Embraced are the days of boring earnings reports — at least for some companies.
Square, T-Mobile, Adidas and others have been remodeling to a more Main-Street-friendly version of these typically dry, Wall Street-centric quarterly events.
“It’s a sign of the times — everyone now is concentrated on presentation. It all comes from that Steve Jobs school of thought on presentation and style,” said Nomura Instinet analyst Dan Dolev, who traverses Square.
For those who have never read an earnings report, it’s typically a black and white document filled with digits describing the company’s financial performance, and some include projections for the year ahead. It looks like something you power receive from a bank, with zero frills.

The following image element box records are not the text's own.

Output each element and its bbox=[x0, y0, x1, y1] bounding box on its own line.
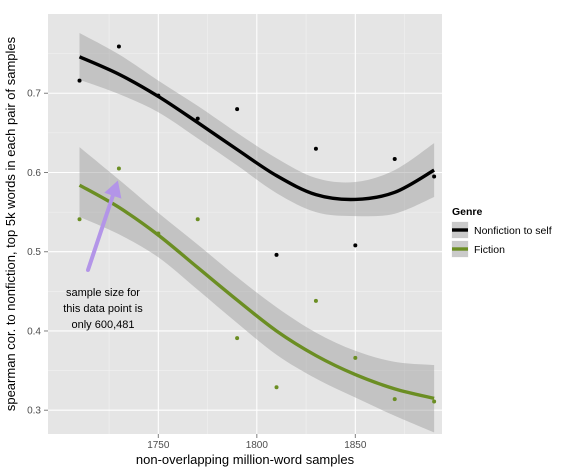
x-tick-label: 1800 bbox=[246, 440, 269, 451]
smooth-lines bbox=[78, 55, 435, 400]
point-nonfiction-to-self bbox=[432, 174, 437, 179]
point-fiction bbox=[392, 397, 397, 402]
point-fiction bbox=[195, 217, 200, 222]
point-fiction bbox=[274, 385, 279, 390]
point-nonfiction-to-self bbox=[156, 93, 161, 98]
confidence-band-fiction bbox=[79, 147, 435, 433]
annotation-arrow-head bbox=[104, 180, 122, 199]
point-nonfiction-to-self bbox=[235, 107, 240, 112]
confidence-band-nonfiction-to-self bbox=[79, 33, 435, 217]
point-nonfiction-to-self bbox=[274, 252, 279, 257]
grid bbox=[48, 14, 442, 434]
annotation-text-line: only 600,481 bbox=[72, 319, 135, 331]
annotation-text-line: sample size for bbox=[66, 287, 140, 299]
y-tick-label: 0.6 bbox=[27, 168, 41, 179]
x-tick-label: 1750 bbox=[147, 440, 170, 451]
smooth-line-fiction bbox=[78, 183, 435, 400]
axis-ticks: 0.3 0.4 0.5 0.6 0.7 1750 1800 1850 bbox=[27, 89, 367, 451]
point-fiction bbox=[156, 231, 161, 236]
point-fiction bbox=[235, 336, 240, 341]
point-nonfiction-to-self bbox=[116, 44, 121, 49]
smooth-line-nonfiction-to-self bbox=[78, 55, 435, 202]
y-axis-title: spearman cor. to nonfiction, top 5k word… bbox=[3, 36, 18, 411]
y-tick-label: 0.4 bbox=[27, 326, 41, 337]
point-fiction bbox=[353, 355, 358, 360]
x-axis-title: non-overlapping million-word samples bbox=[136, 452, 355, 467]
y-tick-label: 0.5 bbox=[27, 247, 41, 258]
y-tick-label: 0.3 bbox=[27, 406, 41, 417]
legend-label-fiction: Fiction bbox=[474, 244, 505, 256]
data-points bbox=[77, 44, 437, 404]
point-fiction bbox=[432, 399, 437, 404]
point-fiction bbox=[313, 298, 318, 303]
point-fiction bbox=[116, 166, 121, 171]
annotation-arrow-shaft bbox=[86, 193, 115, 272]
legend-title: Genre bbox=[452, 206, 483, 218]
confidence-bands bbox=[79, 33, 435, 433]
plot-panel bbox=[48, 14, 442, 434]
point-nonfiction-to-self bbox=[195, 116, 200, 121]
point-nonfiction-to-self bbox=[392, 157, 397, 162]
y-tick-label: 0.7 bbox=[27, 89, 41, 100]
annotation: sample size for this data point is only 60… bbox=[63, 180, 143, 331]
legend-label-nonfiction-to-self: Nonfiction to self bbox=[474, 225, 552, 237]
annotation-text-line: this data point is bbox=[63, 303, 143, 315]
legend: Genre Nonfiction to self Fiction bbox=[450, 206, 552, 259]
x-tick-label: 1850 bbox=[344, 440, 367, 451]
point-fiction bbox=[77, 217, 82, 222]
point-nonfiction-to-self bbox=[353, 243, 358, 248]
point-nonfiction-to-self bbox=[77, 78, 82, 83]
point-nonfiction-to-self bbox=[313, 146, 318, 151]
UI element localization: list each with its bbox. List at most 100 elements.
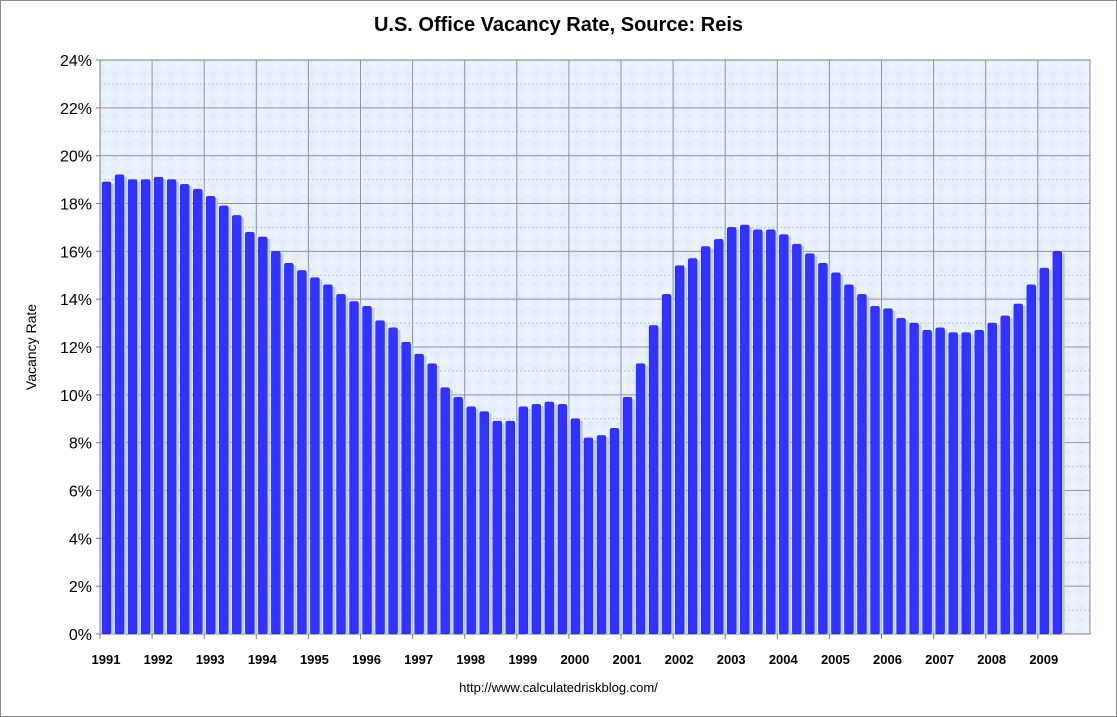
bar bbox=[727, 227, 737, 635]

But in the second quarter last year, Square turned this at a stroke bland document into one that looks more like a magazine spread. Square’s redesigned report designs numbers and bright-colored text together with full-page professional photos, including sections devoted to biographies of hucksters who use Square’s payments technology.
The new look was largely the result recruiting from the publishing industry. Square hired Chelsea Lee, a author from Conde Nast and GQ, for the overhaul. Her job was to take complicated jargon — like “adjusted revenue” and “EBITDA” — and despatch it visually so that the average American could make sense of it.
Then there are the quarterly earnings conference calls. Typically, colleagues of the media and ordinary investors are not allowed access to the question queue during these calls. But some shopkeepers who use Reconcile with’s payment system for their small businesses get the opportunity to lob questions at CEO Jack Dorsey.
“Our customers are at the center of everything we do at Decent, even earnings,” Dorsey, who also runs Twitter, told CNBC in an email. “We’re in the business of solving their problems, so we need to hear from them directly and make sure our shareholders do too.”
Pedro Dungo, a San Francisco-based professional bike-fitter and holder of “Fitted by Pedro,” was featured in Square’s first-quarter report. He appears in a photo spread ahead of the financial statements — tendentiousness against his bike and smiling in a blue shirt polo shirt that shows off his full arm tattoo sleeve. On an earnings entreat last year, he asked Dorsey a question directly about collaborating with commercial properties to create rank for Square sellers to have more pop-up shops in the Bay Area.
“It was intriguing, I’m really not a stock guy,” Dungo told CNBC. “I was very asking Jack, from a small business perspective, about how we can see small businesses reach the next level.”
Questions from Dungo and others may be impertinent for the Wall Street analysts who typically dominate these conference calls, peppering executives with questions with reference to sometimes arcane financial details. Nomura’s Dolev, who has a buy rating on Square, supported the effort but said it’s seen by his analyst noblemen as more of a gimmick than anything.
“It’s like an intermezzo,” he said, a time for an analyst to tune out and check email. “It’s not documents for our purposes.”
For others, like Jeff Cantwell from Guggenheim Partners the visual aspect helps them examine through the information.
“I like it quite frankly,” Cantwell said. “They provide a lot of information and color, and the way they go encircling it helps us better understand not only quantitative side but qualitative side of what’s happening with their proprietorship.”
Square is hardly the only one spicing up its quarterly events. Adidas takes a similar design-oriented approach, as does Zendesk. Stitch Fix, which went projected in November, also features clients and professional photography throughout its reports. Adyen is another non-conventional, artistic prototype. Even 115-year old Ford upgraded earnings for a more eye-catching alternative.
While its earnings release is mostly frowning and white with no photographs, T-Mobile’s conference call is a different story. Executives host a relatively lively video congress call, streamed on YouTube. They take questions from Twitter, Facebook or text message with a tangible dashboard of questions running during the call. In the second quarter last year, CEO John Legere wore his signature disastrous leather jacket with a pink T-Mobile logo while CFO Braxton Carter donned a pink cowboy hat.
Netflix also except in placenames kills its conference call on the social media site, while Twitter accepts questions from investors on social contrivance and refers to them by their Twitter handles instead of full names.
Tesla CEO Elon Musk surprised analysts by mixing up the charged car maker’s earnings calls last year. It started on the first quarter call, when Musk cut off analysts and removed “bonehead questions.” Instead, he took multiple questions from an NYU grad student and retail investor named Gali Russell. Morgan Stanley’s Adam Jonas recalled it as “the most remarkable call I have experienced in 20 years” on Wall Street.
For some on Wall Street though, the redesigns can be multitudinous of a distraction when trying to quickly sift through numbers. Mark Palmer of BTIG, who also covers Adjust, said he’s used to the new format now but he found it “somewhat challenging” to get to key information on the first go-around.
“For those who are unaccustomed to that, it can be questioning,” Palmer said. “From an analyst’s standpoint, we’re trying to get the the report itself and those testimonials do create some hotchpotch.”